Mounting evidence links EETs and sEH inhibition to treatment for chronic inflammatory conditions and inflammation-associated cancer. First, sEH has been shown to be overexpressed in human colitis and CRC (Zhang et al., 2013b). Second, recent studies demonstrated that sEH bridges obesity to colonic inflammation and potentially to colorectal carcinogenesis (Wang et al., 2018b; Yang, 2018; Yang et al., 2018). And finally, sEH inhibition blocks colitis and its associated carcinogenesis (Zhang et al., 2012; Zhang et al., 2013b; Zhang et al., 2013c) and NSAID-induced GI ulcers (Goswami et al., 2016; Goswami et al., 2017). However, the relative contribution and mechanism of sEH in sporadic colon carcinogenesis is not fully known.

Initial studies regarding the anti-inflammatory effects of EETs showed that physiologic concentration of EETs or overexpression of CYP2J2 decreases cytokine-mediated endothelial cell adhesion molecule expression, thus preventing leukocyte recruitment via a mechanism involving NF-κB (Node et al., 1999). Inhibition of EET catabolism through sEH inhibitors results in a significant increase in their anti-inflammatory properties, and effectively treat mouse models of inflammatory diseases.

EETs cause an increased activity and expression of peroxisome proliferator-activated receptor-gamma (PPAR-γ), a low-affinity nuclear hormone receptor involved in fatty acid metabolism, and inhibition of the NF-κB pathway (Stienstra et al., 2007; Ward and Tan, 2007). It is likely that at least a portion of the anti-inflammatory effects of EETs act through PPAR-γ as cell culture models show that inhibition of this nuclear hormone receptor diminishes this effect. The role of PPAR-γ in inflammation is through inhibition of activity of pro-inflammatory transcription factors activator protein-1 (AP-1), signal transducers and activators of transcription (STAT), and nuclear factor κB (NF-κB). Thus, in addition to increasing EETs, ligand activation of PPAR-γ is another promising strategy for anti-inflammatory activity (Dubuquoy et al., 2006).

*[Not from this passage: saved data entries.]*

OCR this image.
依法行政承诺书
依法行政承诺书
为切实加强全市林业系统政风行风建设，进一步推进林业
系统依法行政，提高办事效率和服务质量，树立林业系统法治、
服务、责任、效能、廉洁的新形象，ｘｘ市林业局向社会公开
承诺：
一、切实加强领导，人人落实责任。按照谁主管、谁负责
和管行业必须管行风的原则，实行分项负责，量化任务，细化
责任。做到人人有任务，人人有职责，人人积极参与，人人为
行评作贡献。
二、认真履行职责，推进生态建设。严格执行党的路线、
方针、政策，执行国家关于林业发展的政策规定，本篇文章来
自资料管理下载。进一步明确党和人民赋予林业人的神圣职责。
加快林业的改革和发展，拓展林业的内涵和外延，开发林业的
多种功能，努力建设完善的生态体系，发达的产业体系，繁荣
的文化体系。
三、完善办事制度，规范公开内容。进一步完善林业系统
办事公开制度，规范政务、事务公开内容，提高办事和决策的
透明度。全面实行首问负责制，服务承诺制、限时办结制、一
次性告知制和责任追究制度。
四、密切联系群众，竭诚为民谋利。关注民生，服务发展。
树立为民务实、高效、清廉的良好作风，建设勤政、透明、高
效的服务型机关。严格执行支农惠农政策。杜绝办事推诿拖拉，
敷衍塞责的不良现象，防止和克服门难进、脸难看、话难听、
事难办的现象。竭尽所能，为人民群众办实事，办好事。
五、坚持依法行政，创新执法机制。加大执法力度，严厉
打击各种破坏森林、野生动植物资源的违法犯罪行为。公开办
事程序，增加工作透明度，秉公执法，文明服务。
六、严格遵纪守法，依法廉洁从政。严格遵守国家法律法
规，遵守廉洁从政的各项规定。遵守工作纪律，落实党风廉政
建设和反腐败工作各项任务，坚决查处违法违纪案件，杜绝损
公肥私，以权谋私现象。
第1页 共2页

sEH Inhibition Can Block NSAID-Induced Gastrointestinal Ulcers

The underlying mechanisms of NSAID-induced GI ulcers are not fully understood; however, they likely involve endoplasmic reticulum (ER)/mitochondrial stress and mucinous epithelia-microvascular barrier breakdown (Hawkey, 1996; Wolfe and Singh, 1999; Cheng et al., 2015). The effects of NSAIDs/aspirin on enterocytes and on vascular endothelial cells in the lamina propria are considered toxic/pathogenic based to the findings of i) the relatively high concentrations (mM) of conjugated NSAIDs through the enterohepatic circulation (Seitz and Boelsterli, 1998; Treinen-Moslen and Kanz, 2006), ii) direct toxic effects on intestinal mucosal epithelial and endothelial cells (break down the mucosal-vascular barrier), iii) effects on mitochondria (Somasundaram et al., 1997) and ER stress (Tsutsumi et al., 2004), and iv) mucosal injury related to active inflammation.

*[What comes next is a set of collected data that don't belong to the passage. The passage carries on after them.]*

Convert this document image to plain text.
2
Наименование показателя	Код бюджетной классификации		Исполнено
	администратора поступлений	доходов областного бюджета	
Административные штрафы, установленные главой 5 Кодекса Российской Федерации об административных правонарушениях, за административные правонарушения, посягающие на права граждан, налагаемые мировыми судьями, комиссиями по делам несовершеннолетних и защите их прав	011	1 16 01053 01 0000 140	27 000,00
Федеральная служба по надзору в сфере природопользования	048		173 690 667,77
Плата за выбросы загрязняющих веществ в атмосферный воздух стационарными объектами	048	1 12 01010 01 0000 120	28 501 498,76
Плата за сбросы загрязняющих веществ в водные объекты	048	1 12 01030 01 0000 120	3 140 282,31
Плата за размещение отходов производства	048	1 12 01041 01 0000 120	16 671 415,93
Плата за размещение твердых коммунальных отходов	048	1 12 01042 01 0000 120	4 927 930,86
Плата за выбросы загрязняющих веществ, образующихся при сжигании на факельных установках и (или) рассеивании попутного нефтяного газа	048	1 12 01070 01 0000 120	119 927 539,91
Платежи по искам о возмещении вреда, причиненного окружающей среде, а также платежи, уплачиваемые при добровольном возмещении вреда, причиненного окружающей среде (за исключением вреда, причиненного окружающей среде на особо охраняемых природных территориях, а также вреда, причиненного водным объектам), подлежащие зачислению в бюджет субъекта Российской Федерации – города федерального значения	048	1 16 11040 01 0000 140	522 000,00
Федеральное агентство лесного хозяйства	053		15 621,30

NSAID-induced GI ulcers can be counter-balanced by epoxides through direct administration of EETs or indirectly by increasing EETs through sEH inhibition (Goswami et al., 2016; Goswami et al., 2017; Yang, 2018). sEH inhibition increases EET bioavailability and yields significant anti-inflammatory effects (Node et al., 1999; Schmelzer et al., 2005; Imig and Hammock, 2009; Norwood et al., 2010). In addition to increasing EET availability, a partial mechanism for the anti-inflammatory effect of sEH inhibition is through a decrease of its product DHET, which has been shown to be important for monocyte chemoattractant protein-1 (MCP-1)-mediated monocyte chemotaxis (Kundu et al., 2013). Thus, co-administration of NSAIDs and a sEH inhibitor has potential synergistic effects of modulating oxylipin profile toward the resolution of inflammation (Schmelzer et al., 2006; Zhang et al., 2014a; Zhang et al., 2014b). The potential mechanistic role of sEH inhibition against NSAID-induced GI ulcers is likely either through decreasing monocyte recruitment and inflammation (Rainsford, 1993; Kundu et al., 2013), blocking NSAID-induced ER/mitochondrial stress (Hawkey, 1996; Inceoglu et al., 2017) to reduce epithelial-vascular barrier injury (Rainsford, 1993), or through enhancing the tissue repair process and angiogenesis (Panigrahy et al., 2013) as outlined in Figure 2 .

Figure 2.

Figure 2

Outline of the potential mechanism of sEH inhibition-stabilized EETs in blocking NSAID-induced GI ulcers.

Chronic Pancreatitis and Carcinogenesis

One of the most common conditions leading to pancreatic tumorigenesis is the inflammatory condition chronic pancreatitis. In the development of chronic pancreatitis aberrant ARA metabolism partially mediated by sEH acts to promote inflammation with a decrease of the anti-inflammatory EETs. Inhibition of sEH has been demonstrated as a successful strategy in murine models to inhibit chronic pancreatitis and the development of pancreatic intraepithelial neoplasms (PanIN) using trans-4-{4-[3-(4-chloro-3-trifluoromethyl-phenyl)-ureido]-cyclohexyloxy}-pyridine-2-carboxylic acid methylamide (t-CUPM) in KRAS-mutant mice (Liao et al., 2016a; Liao et al., 2016b). t-CUPM is a novel molecule with dual inhibition of sEH and RAF1 proto-oncogene serine/threonine kinase (c-RAF). This effect was due to both the anti-inflammatory effects of sEH inhibition and the blockade of constitutive KRAS signaling through c-RAF inhibition.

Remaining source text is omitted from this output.